Enfant placé / enfant déplacé.
“Le rythme des plantes est lent : c’est avec patience et amour qu’elles poussent.”
Changer de pays, de ville ou même simplement de quartier, ce n’est jamais anodin pour un enfant. Et quand je parle de déplacement, je ne pense pas seulement aux migrations spectaculaires, à l’exil ou aux ruptures visibles. Il s’agit aussi des petits changements qui, en apparence, ne “devraient” rien bouleverser, mais qui viennent pourtant toucher quelque chose de très intime : la manière dont l’enfant habite le monde.
Certains enfants vivent ces passages comme une aventure, une ouverture, une promesse. D’autres les traversent comme une perte : perte des repères, des lieux familiers, des amis, des routines dans lesquelles ils se reconnaissaient. Freud nous rappelle que l’enfant grandit dans une histoire qui le dépasse. Winnicott, lui, insiste sur l’importance d’un environnement suffisamment chaleureux et stable pour qu’il puisse se développer sereinement. Et puis il y a Bion, qui parle de ces expériences qui arrivent trop vite, trop fort, trop tôt, et que l’appareil psychique n’a pas encore la capacité de transformer. Quand cela se produit, les émotions restent comme à l’état brut, sans forme, difficiles à penser. Une confusion intérieure peut apparaître, ou une angoisse sourde, comme quelque chose qui serre, mais qu’on ne sait pas nommer.
Pourtant, les travaux de Marie-Rose Moro en psychologie transculturelle ouvrent une autre fenêtre : ces expériences, qui déplacent et troublent, peuvent aussi devenir fertiles. Elles peuvent donner naissance à la curiosité, à l’invention de soi, à la capacité de naviguer entre plusieurs mondes. Ce n’est pas le déplacement en lui-même qui est déterminant, mais la façon dont il est raconté, transmis, accueilli. Si l’expérience trouve une place dans l’histoire familiale, alors elle peut nourrir. Si elle ne trouve pas de sens, elle peut fragiliser.

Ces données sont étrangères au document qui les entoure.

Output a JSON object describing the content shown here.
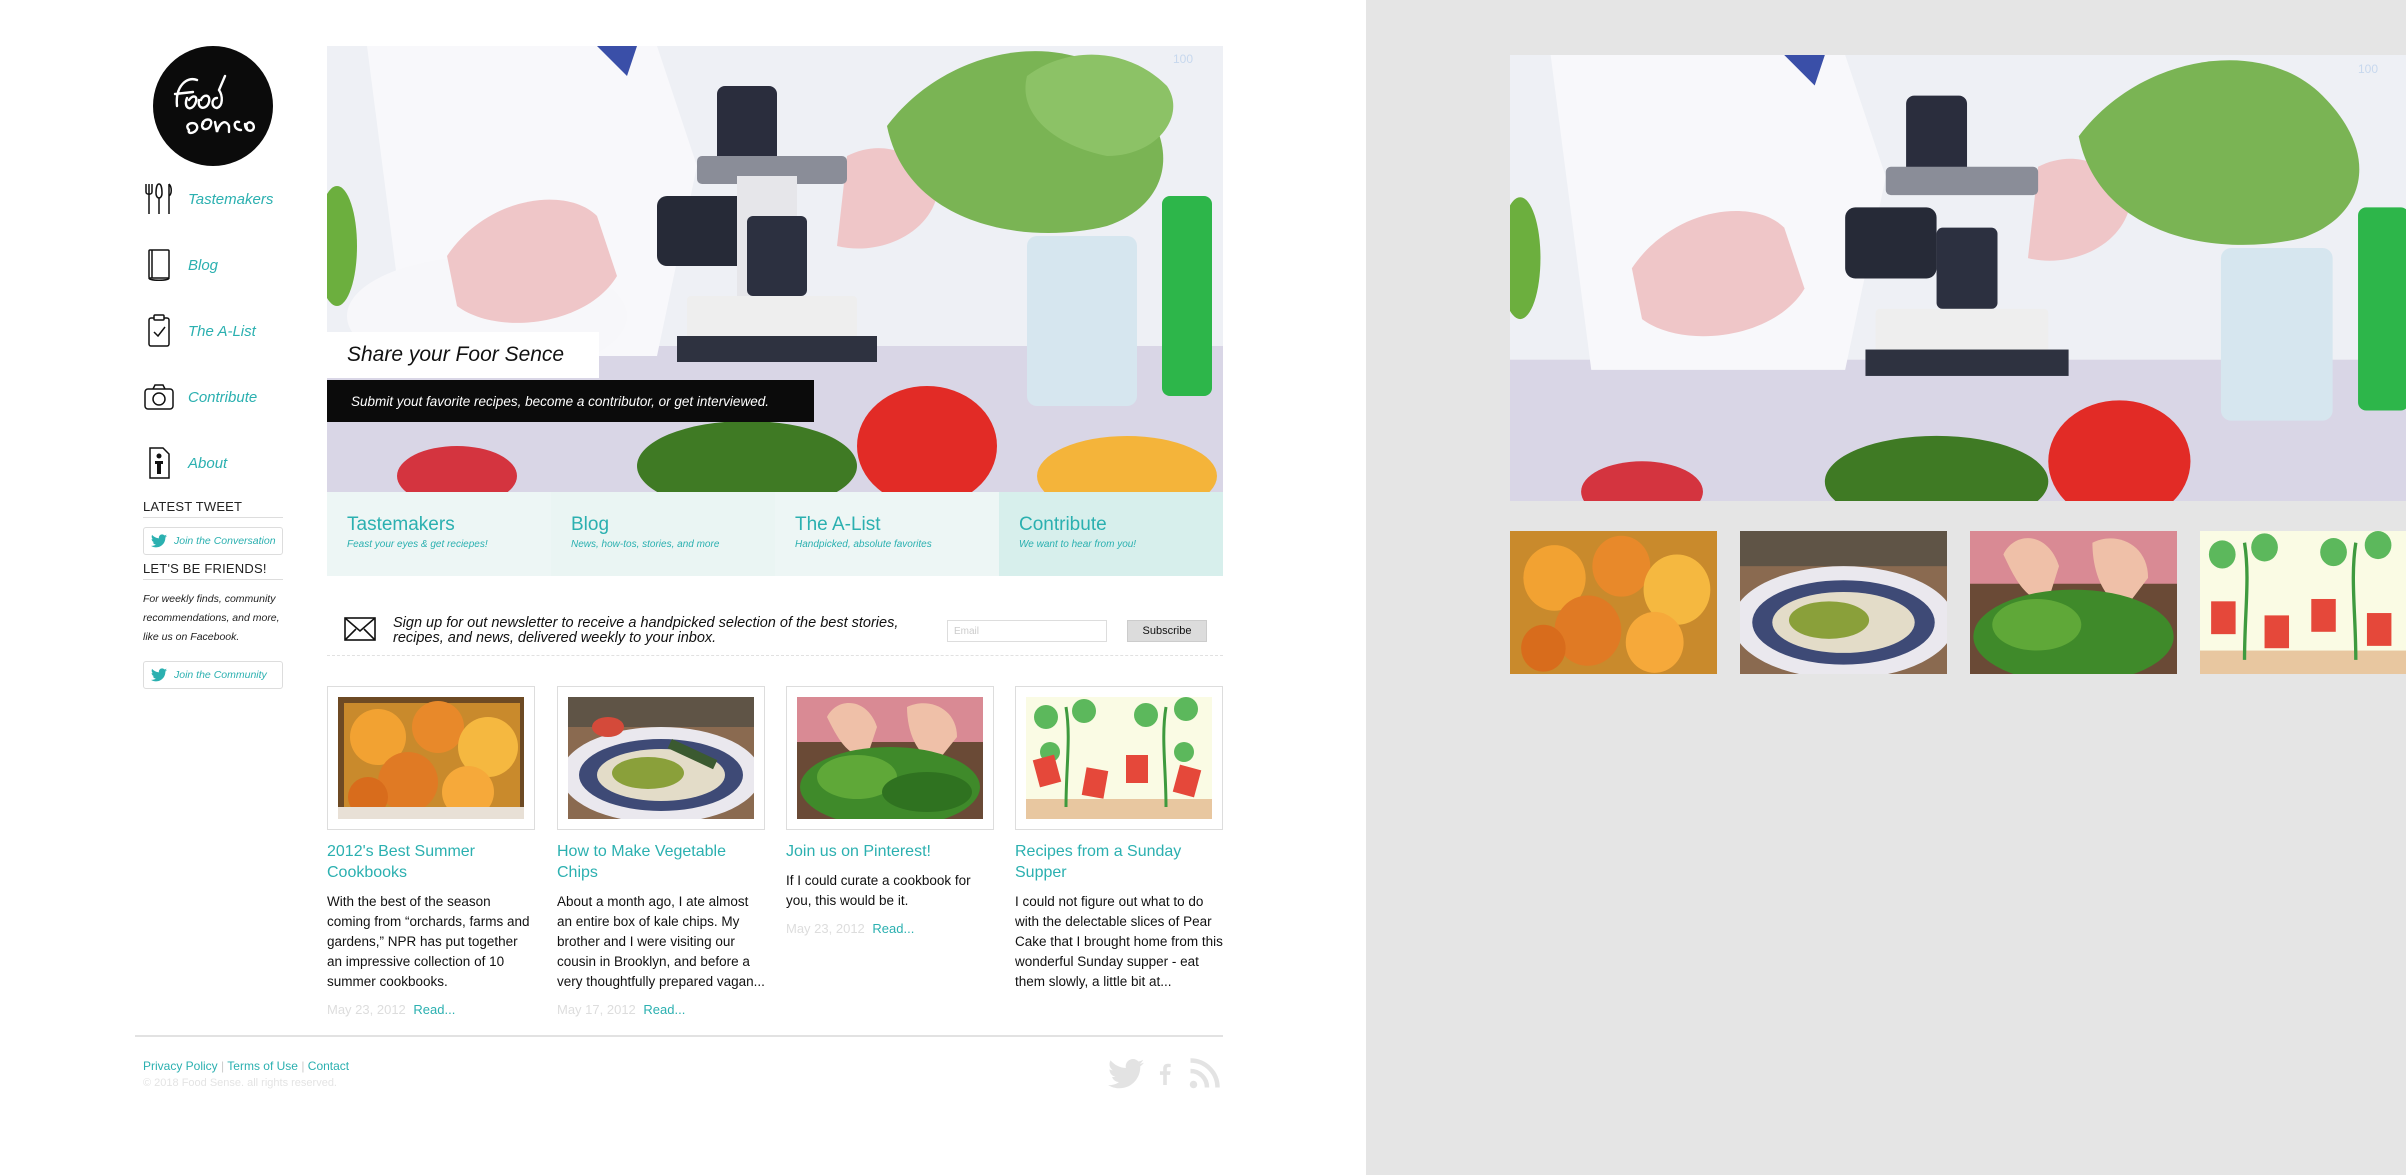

J’aime comparer l’enfant en déplacement à un arbre qu’on transplante. S’il arrive dans une terre nourrissante, s’il est entouré de soins, il peut s’enraciner, pousser, se déployer. Mais si le sol est sec, dur ou pauvre, l’enracinement devient difficile et l’arbre peut sembler fragile. Pourtant, même un sol pauvre peut être transformé. On peut le travailler, l’aérer, l’arroser. Rien n’est figé. L’enfant aussi peut trouver de nouveaux appuis si on l’accompagne, si on écoute ce qui se dit en lui, même quand ça se dit sans mots. Marie-Rose Moro nous montre bien à quel point l’entourage familial et culturel peut transformer une rupture apparente en ressource créative.